Angling has a long history, dating back well before Walton’s time, yet few books have been written about it. There have been a small number of dryish tomes mostly relating to fly fishing or pike but nothing that I’ve felt I really wanted to read. Actually I rarely buy any new fishing books because they usually turn out to be ineffably dull. Exceptionally I bought a copy of Tom Fort’s new book, Casting Shadows, soon after it was published, not entirely sure what to expect but knowing he is one of the few angling authors I always like to read.
The book looks back to Restoration England, Walton’s day, on through the 19th century and the Scottish netting industry that started the long decline of the salmon, to commercial eel fishing now vanishing quickly; it gives a picture of the origins of coarse fishing in Sheffield, a time when everyone fished weekly in large competitions.
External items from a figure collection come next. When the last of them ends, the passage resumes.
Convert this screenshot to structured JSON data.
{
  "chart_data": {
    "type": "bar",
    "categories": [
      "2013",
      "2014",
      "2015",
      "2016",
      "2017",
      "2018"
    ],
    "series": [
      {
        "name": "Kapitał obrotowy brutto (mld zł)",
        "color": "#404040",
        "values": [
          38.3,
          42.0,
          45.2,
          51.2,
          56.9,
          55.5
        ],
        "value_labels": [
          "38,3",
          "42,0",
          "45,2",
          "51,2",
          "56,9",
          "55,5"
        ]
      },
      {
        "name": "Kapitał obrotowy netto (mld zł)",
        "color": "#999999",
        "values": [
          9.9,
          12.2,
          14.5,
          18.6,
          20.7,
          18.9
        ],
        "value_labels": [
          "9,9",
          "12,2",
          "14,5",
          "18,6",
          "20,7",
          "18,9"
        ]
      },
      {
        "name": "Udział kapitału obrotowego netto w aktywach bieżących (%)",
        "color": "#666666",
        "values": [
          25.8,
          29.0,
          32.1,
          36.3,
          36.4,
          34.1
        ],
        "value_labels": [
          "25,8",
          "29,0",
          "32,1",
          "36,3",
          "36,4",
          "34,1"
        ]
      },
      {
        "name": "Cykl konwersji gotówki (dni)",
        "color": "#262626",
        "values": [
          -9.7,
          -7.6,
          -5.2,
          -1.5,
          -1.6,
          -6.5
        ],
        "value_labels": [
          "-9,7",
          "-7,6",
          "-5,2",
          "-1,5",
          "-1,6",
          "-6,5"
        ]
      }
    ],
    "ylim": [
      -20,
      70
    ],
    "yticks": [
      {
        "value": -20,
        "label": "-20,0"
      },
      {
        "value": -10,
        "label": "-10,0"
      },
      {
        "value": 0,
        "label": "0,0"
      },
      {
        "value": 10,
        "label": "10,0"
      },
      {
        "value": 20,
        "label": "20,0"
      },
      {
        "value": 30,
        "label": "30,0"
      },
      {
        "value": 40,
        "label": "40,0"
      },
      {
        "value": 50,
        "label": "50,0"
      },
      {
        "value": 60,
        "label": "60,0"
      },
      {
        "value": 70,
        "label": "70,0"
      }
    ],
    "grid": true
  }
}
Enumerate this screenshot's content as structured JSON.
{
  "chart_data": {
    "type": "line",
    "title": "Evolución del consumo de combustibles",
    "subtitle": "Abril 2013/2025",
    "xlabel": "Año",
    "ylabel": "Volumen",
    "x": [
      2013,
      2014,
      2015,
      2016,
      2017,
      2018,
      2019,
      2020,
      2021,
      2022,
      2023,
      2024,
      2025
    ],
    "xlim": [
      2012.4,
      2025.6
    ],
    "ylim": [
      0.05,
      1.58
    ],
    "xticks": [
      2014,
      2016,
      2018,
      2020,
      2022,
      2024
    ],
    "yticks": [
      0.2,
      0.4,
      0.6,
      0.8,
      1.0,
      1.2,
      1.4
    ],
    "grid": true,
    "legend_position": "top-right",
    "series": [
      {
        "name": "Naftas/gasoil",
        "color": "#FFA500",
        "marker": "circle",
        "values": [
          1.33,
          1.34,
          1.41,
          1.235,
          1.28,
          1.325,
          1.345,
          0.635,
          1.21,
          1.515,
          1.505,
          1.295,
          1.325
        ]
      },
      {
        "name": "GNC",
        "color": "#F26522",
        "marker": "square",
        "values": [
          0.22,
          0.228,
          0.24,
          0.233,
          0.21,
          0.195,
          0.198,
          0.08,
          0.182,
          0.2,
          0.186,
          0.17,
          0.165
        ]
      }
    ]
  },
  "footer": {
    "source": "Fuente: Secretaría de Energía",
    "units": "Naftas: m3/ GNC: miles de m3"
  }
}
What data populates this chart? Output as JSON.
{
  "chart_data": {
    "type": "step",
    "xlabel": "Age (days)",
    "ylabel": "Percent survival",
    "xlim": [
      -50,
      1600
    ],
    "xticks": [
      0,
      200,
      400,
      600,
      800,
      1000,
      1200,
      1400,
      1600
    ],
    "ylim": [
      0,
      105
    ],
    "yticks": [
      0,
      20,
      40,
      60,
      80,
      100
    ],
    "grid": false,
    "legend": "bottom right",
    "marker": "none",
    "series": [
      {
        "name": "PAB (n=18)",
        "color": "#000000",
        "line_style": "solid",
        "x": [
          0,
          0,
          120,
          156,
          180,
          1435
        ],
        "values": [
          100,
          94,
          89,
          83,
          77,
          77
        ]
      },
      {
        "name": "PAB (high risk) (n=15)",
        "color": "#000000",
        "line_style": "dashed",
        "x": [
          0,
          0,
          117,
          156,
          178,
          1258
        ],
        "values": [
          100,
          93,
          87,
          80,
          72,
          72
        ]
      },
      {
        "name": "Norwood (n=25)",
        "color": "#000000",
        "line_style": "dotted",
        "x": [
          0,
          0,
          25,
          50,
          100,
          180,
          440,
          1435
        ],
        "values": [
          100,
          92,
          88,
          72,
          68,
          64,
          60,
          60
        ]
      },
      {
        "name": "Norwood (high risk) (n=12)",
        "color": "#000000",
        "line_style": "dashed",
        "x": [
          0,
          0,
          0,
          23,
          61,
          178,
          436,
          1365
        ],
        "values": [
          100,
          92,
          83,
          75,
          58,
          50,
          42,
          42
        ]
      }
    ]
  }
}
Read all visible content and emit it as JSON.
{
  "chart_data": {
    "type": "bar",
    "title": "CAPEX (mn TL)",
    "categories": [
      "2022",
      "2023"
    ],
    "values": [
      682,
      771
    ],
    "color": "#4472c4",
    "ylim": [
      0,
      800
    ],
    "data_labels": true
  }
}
We get a portrait of significant figures in angling such as Walker and BB, with a visit to Wood Pool, or what remains of it; there is an interesting chapter on Skues and the nymphing controversy in the Flyfishers Club, a society that seems a bit snooty even now. The contents of Casting Shadows are not just the product of library research: Fort travels widely to the places in the book, cycles alongside rivers and meets some old-time commercial fishermen, and occasionally goes fishing. I very much enjoyed the fishing passages, although the whole book is a fine read. There is even an autobiographical chapter, the bête noire of fishing book publishers, but fitting well with the general tenor, which is the author’s sense of where fishing has come from and where it is going.
The final chapter notes the decline in the popularity of angling, particularly amongst the young, the continuing environmental damage to our rivers and the rise in anglers’ exaggerated hostility to anything they perceive as destroying fish, otters the current focus for most attention. A pleasing glossary of fishes closes the book; it reminds me of all the old books I read and re-read in childhood.
Tom Fort has stated that this is the last book on fishing he will write. I hope he might change his mind. I cannot imagine him ever boring his reader with plodding lengthy descriptions of how he caught this fish or that with such and such a make of tackle like nearly all other angling authors. He may, as he has claimed, have said all he has to say, but like Chris Yates, he can profitably say it again in a different way. Regarding Yates, who Fort regards as a ‘brilliant writer’, I sometimes idly wonder who is the best British angling writer, a topic that is frequently debated online with the same conclusion — Chris Yates. I would plump for Tom Fort. Perhaps his prose does not quite possess the fluidity of Yates but his writings have greater depth and breadth, which more than compensates for any stylistic shortcoming.